Why is it that for the second time in a row we book our stay in Mapungubwe to coincide with the Tour de Tuli?! Clouds of dust and the growl of vehicles as 300 cyclists converge on the confluence of the Shashe and Limpopo Rivers. Their little encampment is not somewhere we would like to be.
Does this make you want to be a part of it?
Cyclists … maybe this does!
The Ladies’ corner. Below Fresh and clean and bright …
Our drive in to the park did contain a small frisson of (excited) tension. Not too far from Leokwe Camp we passed an enormous baobab so crammed with White-backed Vultures it looked like a giant pincushion. In Keith’s words: a macabre Christmas tree decorated with vultures. When we scanned around its foot, we noticed a bloated sandy-grey carcass with a hapless leg in the air. The vultures were being particularly cautious about dropping to the ground, so we’re convinced a cat (or two) of sorts was concealed somewhere there. Try as we might, we couldn’t find anything moving in the yellow grasses.
It being a half-moon at present, rising very late, the majestic night skies here rival those of the Karoo. The beautiful constellation of Scorpio above us was almost indiscernible it was so embedded in brittle pinpricks of light. The Milky Way is like a misty, wavy, wispy band of cloud arching overhead.
The following morning, we followed kitty paw prints in the sand all the way to a very dry waterhole surrounded by a rock ridge. Hirsh spotted a movement of something tawny-looking slink over the ridge, and that was that. One of those ephemeral moments. We will never know what it really was.
Leokwe’s chalets are lovely. Much care has been taken in the architecture and interiors, with nice wood features. Best part is the open-air shower protected by a stake fence.
Informative photographs on the walls, animal spoor outside our front door: left bushbuck or kudu, right large-spotted genet (which we spotted one night)
So far the highlight has been a short (only 7 km) testing but quite exciting 4×4 trail called Kanniedood Loop (after a spiky-branched shrub with tiny leaves along its trailing branches, so hardy it “kan nie dood nie”, an allusion to the fact that it just refuses to die. Well, that’s my theory, anyway. Mapungubwe is a lot drier than Kruger, made up mostly of (presently) shrivelled mopane shrub with lustrous yellow grasses in-between.
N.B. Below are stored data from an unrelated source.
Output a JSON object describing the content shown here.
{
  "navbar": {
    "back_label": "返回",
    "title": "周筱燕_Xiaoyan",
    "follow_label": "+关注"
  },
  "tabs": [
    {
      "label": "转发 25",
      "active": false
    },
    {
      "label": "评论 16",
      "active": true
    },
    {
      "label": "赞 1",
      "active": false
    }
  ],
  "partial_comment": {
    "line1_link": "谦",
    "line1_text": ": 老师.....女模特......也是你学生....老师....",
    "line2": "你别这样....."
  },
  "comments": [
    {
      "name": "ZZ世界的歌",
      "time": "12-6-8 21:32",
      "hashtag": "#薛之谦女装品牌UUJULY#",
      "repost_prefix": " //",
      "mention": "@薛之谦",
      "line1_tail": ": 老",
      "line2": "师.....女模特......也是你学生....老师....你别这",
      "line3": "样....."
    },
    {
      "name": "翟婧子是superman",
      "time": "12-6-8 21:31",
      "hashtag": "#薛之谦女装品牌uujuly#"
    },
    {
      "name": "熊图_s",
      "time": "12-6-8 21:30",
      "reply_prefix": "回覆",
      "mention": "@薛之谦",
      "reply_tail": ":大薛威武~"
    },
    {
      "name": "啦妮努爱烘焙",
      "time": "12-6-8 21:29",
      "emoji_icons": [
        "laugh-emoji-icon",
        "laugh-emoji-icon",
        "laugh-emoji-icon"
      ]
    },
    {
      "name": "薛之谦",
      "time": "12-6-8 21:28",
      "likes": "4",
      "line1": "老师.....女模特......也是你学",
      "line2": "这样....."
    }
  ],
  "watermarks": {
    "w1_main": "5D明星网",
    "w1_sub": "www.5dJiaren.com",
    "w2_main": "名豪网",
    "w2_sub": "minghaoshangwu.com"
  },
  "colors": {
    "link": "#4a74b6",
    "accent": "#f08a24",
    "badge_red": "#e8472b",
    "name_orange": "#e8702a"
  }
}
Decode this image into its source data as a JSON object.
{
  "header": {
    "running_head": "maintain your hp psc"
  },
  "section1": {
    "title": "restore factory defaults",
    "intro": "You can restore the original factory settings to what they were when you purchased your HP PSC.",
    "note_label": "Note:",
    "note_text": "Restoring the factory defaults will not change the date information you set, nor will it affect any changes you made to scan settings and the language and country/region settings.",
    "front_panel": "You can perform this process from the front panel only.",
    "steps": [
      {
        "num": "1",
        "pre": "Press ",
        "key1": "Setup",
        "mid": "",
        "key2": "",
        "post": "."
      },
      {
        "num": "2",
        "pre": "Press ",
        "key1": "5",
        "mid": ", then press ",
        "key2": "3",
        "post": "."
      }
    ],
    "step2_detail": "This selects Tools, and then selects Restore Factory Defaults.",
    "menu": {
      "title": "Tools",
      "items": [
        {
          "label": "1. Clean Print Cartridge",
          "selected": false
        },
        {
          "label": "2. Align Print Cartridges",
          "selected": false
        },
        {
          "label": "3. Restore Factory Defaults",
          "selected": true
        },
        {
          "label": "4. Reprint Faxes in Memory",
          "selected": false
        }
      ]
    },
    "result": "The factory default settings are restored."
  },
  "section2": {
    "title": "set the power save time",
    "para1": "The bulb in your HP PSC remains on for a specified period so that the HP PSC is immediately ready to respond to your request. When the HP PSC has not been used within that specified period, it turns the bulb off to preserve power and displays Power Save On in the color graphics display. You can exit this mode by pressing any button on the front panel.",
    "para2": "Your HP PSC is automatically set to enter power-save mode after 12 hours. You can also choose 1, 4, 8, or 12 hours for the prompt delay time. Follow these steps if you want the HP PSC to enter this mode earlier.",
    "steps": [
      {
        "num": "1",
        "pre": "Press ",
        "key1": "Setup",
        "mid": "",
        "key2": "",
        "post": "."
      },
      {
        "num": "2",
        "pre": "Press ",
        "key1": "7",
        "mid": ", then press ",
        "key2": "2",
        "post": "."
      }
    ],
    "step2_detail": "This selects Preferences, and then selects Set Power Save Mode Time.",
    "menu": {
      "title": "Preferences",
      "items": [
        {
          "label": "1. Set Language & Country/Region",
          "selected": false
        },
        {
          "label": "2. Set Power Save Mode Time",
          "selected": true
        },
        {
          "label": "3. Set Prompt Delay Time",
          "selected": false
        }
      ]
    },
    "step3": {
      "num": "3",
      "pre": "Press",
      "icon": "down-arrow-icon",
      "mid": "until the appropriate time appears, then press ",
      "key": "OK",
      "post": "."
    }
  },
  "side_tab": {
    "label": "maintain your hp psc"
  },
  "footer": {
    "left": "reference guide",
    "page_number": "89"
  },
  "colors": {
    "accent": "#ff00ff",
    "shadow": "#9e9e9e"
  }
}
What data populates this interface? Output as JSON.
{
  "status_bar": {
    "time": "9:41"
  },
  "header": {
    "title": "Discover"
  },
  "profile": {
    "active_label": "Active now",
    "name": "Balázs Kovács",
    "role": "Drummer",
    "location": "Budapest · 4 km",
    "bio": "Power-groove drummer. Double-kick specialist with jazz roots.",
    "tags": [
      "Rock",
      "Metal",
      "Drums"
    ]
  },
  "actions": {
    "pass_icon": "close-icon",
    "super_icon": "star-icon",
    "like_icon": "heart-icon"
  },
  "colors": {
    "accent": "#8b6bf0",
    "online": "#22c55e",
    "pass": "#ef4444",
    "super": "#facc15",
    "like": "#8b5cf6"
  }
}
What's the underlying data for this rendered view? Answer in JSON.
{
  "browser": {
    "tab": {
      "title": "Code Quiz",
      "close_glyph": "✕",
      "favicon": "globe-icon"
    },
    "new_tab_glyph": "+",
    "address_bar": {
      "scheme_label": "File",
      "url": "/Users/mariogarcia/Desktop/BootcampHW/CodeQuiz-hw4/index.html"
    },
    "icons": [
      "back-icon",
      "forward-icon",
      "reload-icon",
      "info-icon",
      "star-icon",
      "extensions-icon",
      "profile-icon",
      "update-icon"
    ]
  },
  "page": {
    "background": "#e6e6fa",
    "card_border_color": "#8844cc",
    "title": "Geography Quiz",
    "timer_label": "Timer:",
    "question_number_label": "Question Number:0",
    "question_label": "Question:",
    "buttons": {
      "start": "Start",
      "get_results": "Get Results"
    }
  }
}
After serious corrugations, the trail starts with a lot of rocking and rolling over embedded stone, there are stretches with narrow concrete strips to negotiate up and down hills, and a series of very steep rises and dips with small boulders and washaways to manoeuvre over. High clearance is crucial. Lots of fun. Not too much wildlife in the 30°C heat (we’re dead sure there are lions hiding out in the grasses!) other than small groups of impala, a few solitary zebra, and surprise, surprise, the first gemsbok of the trip.
Doesn’t look steep but it IS steep…
Twice we visited the beautiful Schroda dam, an enormous expanse of water with a lovely thatched lookout, great place for a coffee stop (which of course we did). The first time, across the water on the opposite bank, we watched female kudu, impala and a crowd of gemsbok trip down to drink. The second time, two separate herds of elephant threaded their way through the mopane to line up, straw trunks extended all at the same time. A large pod of hippo had also appeared, and they were all gathered in the sun on the sand. Then a pair of fish eagles swooped and perched and cried to us.
After hearing the lament of a lady at reception that she hadn’t seen any elephant, we’ve been very lucky, and have spotted large groups on three separate occasions, with another three solitary ones browsing quietly during one of our drives. Loving the rock outcrops that sprout out of earth hills, the rough blistered textures, the red-bronze glow in the dying sun, and the sallow white trunks of large-leaved rock figs that pour themselves over the stone with roots that slither and snake along rock crevices.
Tomorrow, it’s Marakele National Park in the Waterberg massif. Our adventure continues! Feels like we’ve been away for months, and it’s only been two weeks.